研究機関・所属 産業技術総合研究所 ナノシステム研究部門
氏名・職名 王学論 主任研究員
研究テーマ名 革新的な光取出し技術を利用したAlGaInP高効率発光ダイオード
応用想定分野 照明機器、液晶パネルのバックライト、交通信号機、植物工場、大型画像表示装置など
技術概要

 本研究はAlGaInP系の化合物半導体による高効率の赤・黄色発光ダイオードの実現を目指しています。
 この研究に先行して、AlGaAs系の化合物半導体材料表面にある形状のリッジ構造を構成することで光の取出し効率が高まり、化合物半導体と空気との界面にSiO2薄膜を付けることで更に光の取出し効率が飛躍的に高まることが既に発見されています。
 この光取出し効率が飛躍的に高まる理由として、ある形状のリッジ構造を構成することでエバネッセント光が二重干渉現象を起こしていることも解明済みで、フォトルミネセンス法での評価では50%の光取出し効率を実現しています。

 AlGaAs系での構造模式図(左)とエバネッセント光の二重干渉現象を電磁波強度シミュレーションによって得た結果(右)を下の図に示します(1)。右の図では、発光層で発光した光がリッジ構造の頂上の平坦面から効率よく外部に取り出されている様子が分かります。

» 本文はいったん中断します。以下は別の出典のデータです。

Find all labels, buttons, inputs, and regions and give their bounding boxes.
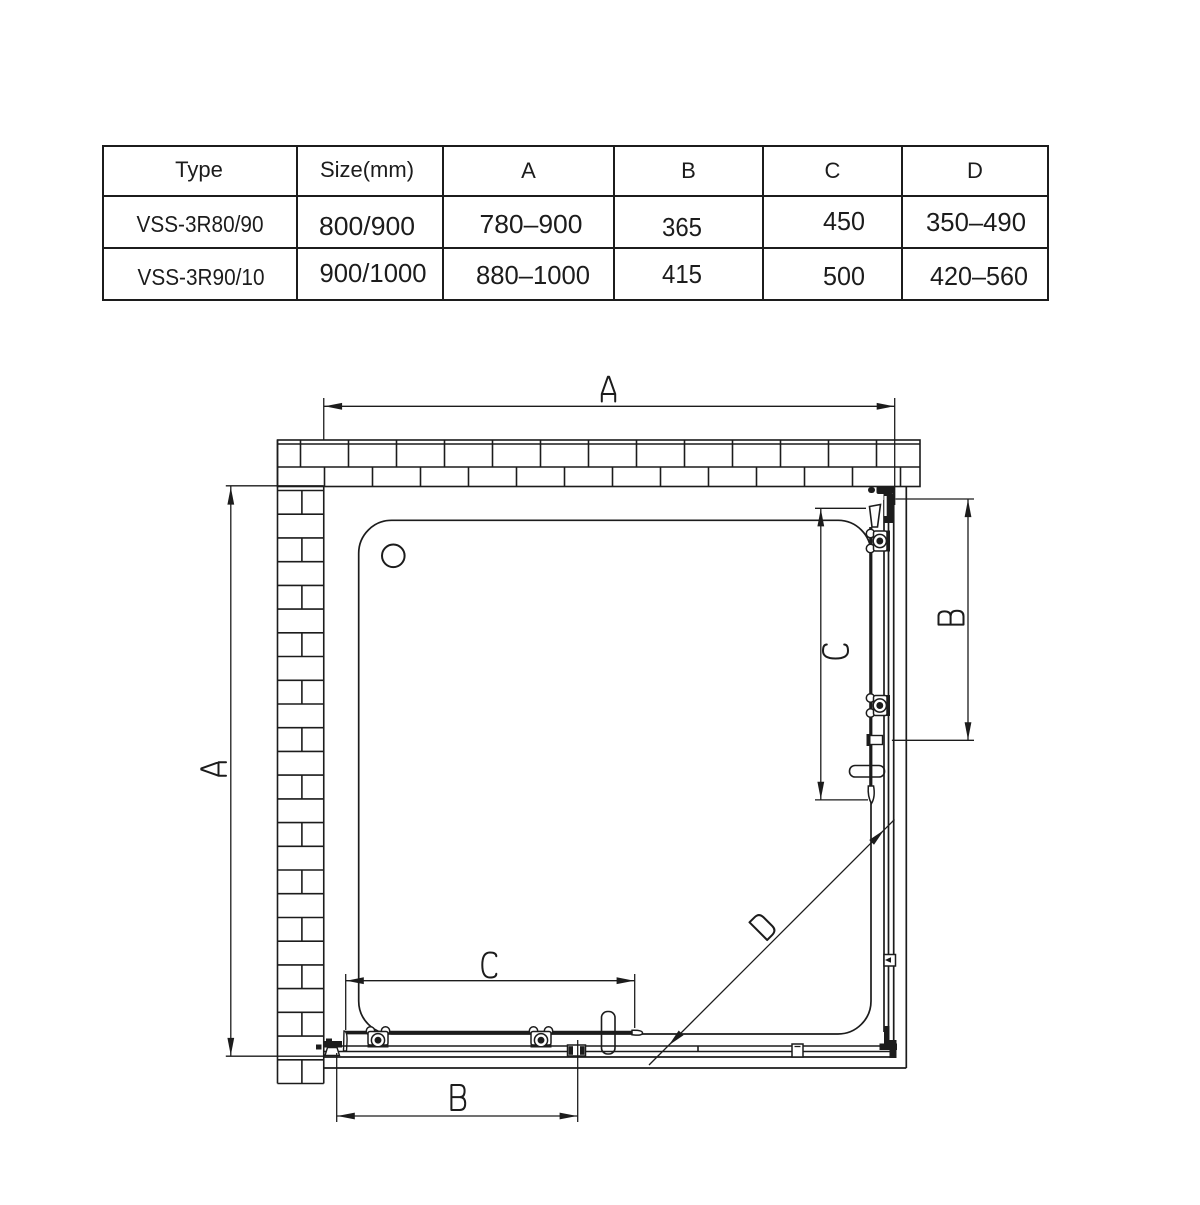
svg-text:Size(mm): Size(mm): [320, 157, 414, 182]
svg-text:B: B: [681, 158, 696, 183]
svg-text:D: D: [967, 158, 983, 183]
svg-text:420–560: 420–560: [930, 261, 1028, 291]
svg-text:500: 500: [823, 261, 865, 291]
svg-text:900/1000: 900/1000: [320, 258, 427, 288]
svg-text:C: C: [825, 158, 841, 183]
svg-text:350–490: 350–490: [926, 207, 1026, 237]
svg-text:880–1000: 880–1000: [476, 260, 590, 290]
svg-text:VSS-3R80/90: VSS-3R80/90: [137, 211, 264, 237]
svg-text:A: A: [521, 158, 536, 183]
svg-text:365: 365: [662, 212, 702, 242]
svg-text:450: 450: [823, 206, 865, 236]
svg-text:Type: Type: [175, 157, 223, 182]
svg-text:VSS-3R90/10: VSS-3R90/10: [138, 264, 265, 290]
svg-text:415: 415: [662, 259, 702, 289]
svg-text:780–900: 780–900: [480, 209, 583, 239]
svg-text:800/900: 800/900: [319, 211, 415, 241]
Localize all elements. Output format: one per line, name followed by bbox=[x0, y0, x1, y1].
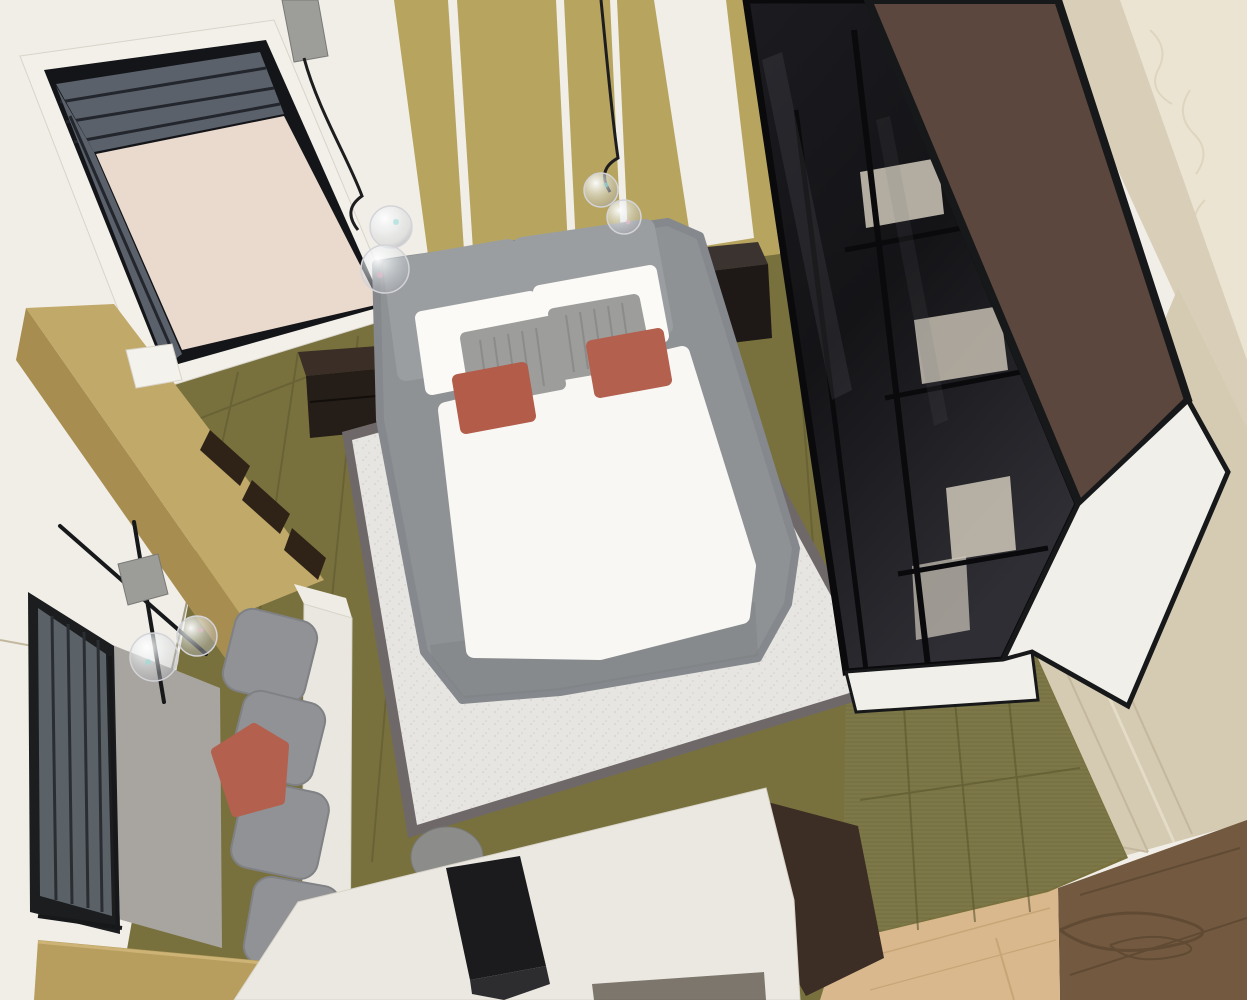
pendant-left-speck-cyan bbox=[393, 219, 399, 225]
wall-lamp-bubble-2 bbox=[177, 616, 217, 656]
pendant-right-speck-pink bbox=[626, 220, 631, 225]
pendant-left-bubble-1 bbox=[370, 206, 412, 248]
pendant-right-bubble-1 bbox=[584, 173, 618, 207]
pendant-right-speck-cyan bbox=[604, 183, 609, 188]
photo-canvas: Top-down photograph of a miniature moder… bbox=[0, 0, 1247, 1000]
scene-svg bbox=[0, 0, 1247, 1000]
lamp-bubble-speck-pink bbox=[199, 628, 204, 633]
pendant-left-bubble-2 bbox=[361, 245, 409, 293]
pendant-right-bubble-2 bbox=[607, 200, 641, 234]
wall-lamp-bubble-1 bbox=[130, 633, 178, 681]
lamp-bubble-speck-cyan bbox=[145, 659, 151, 665]
terracotta-pillow-right bbox=[592, 334, 666, 392]
shelf-white-tray bbox=[126, 344, 182, 388]
pendant-left-speck-pink bbox=[377, 272, 383, 278]
terracotta-pillow-left bbox=[458, 368, 530, 428]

  • (左)構造模式図、(右)エバネッセント光の二重干渉現象による電磁波強度シミュレーション結果

 今回の研究では、既にAlGaAs系の化合物半導体材料において得た知見をAlGaInP系の化合物半導体に応用し、高効率の赤・黄色発光ダイオードを実現するものです。
 さらに、同様の構造をGaN系の化合物半導体に応用し、青色や緑色の発光ダイオードの実現を目指す研究も進められています。

技術の特徴
 現在市販されている赤・黄色LEDにおいて光の取出し効率を向上させるために、 (i)チップを機械的方法で逆角錐に加工したり、(ii)チップ表面に意図的に微小ラフネスを形成する等の技術が使われていますが、今回のこの技術を使用すれば非常に簡単な構造で光の取出し効率を高めることが可能となります。
 さらに今回のAlGaInP系の赤・黄色LEDだけでなく、青色や緑色の発光ダイオードを実現できるGaN系の化合物半導体にも応用できるので、将来的な発展が非常に期待できる技術です。
従来技術との比較
特許出願状況
・国際出願:1件(PCT/JP2010/051813「半導体発光ダイオード」)
・国内出願:3件(特開2007-214558「V−X族化合物半導体発光ダイオード」、特開2009-59851「半導体発光ダイオード」、出願済/未公開1件)
研究者からのメッセージ

 この研究は、非常に簡単な構造で光の取出し効率を飛躍的に高めることができ、しかも既に結果が出たAlGaAs系や今回のAlGaInP系の赤・黄色LEDだけではなく、青色や緑色の発光ダイオードを実現できるGaN系の化合物半導体にも直ぐに応用できると考えてします。たいへん応用性に富んだ研究ですので、共同研究に参加して頂けることを願っています。

参考:

(1)
http://www.aist.go.jp/aist_j/press_release/pr2010/pr20100318/pr20100318.html
「半導体内部の発光を世界最高効率で外部へ取り出すことに成功 −低コストで発光ダイオードの超高効率化が期待できる−」
(2)
http://www.aist.go.jp/aist_j/press_release/pr2009/pr20090303/pr20090303.html
「半導体中で発生した光を高効率で外部へ取り出す方法を発見 −発光ダイオードなどの半導体光デバイスの高効率化に期待−」
(3)
http://www.photonics.com/Article.aspx?AID=43360
"For better LEDs, two V’s could mean victory," Photonics Spectra, 08/01/2010.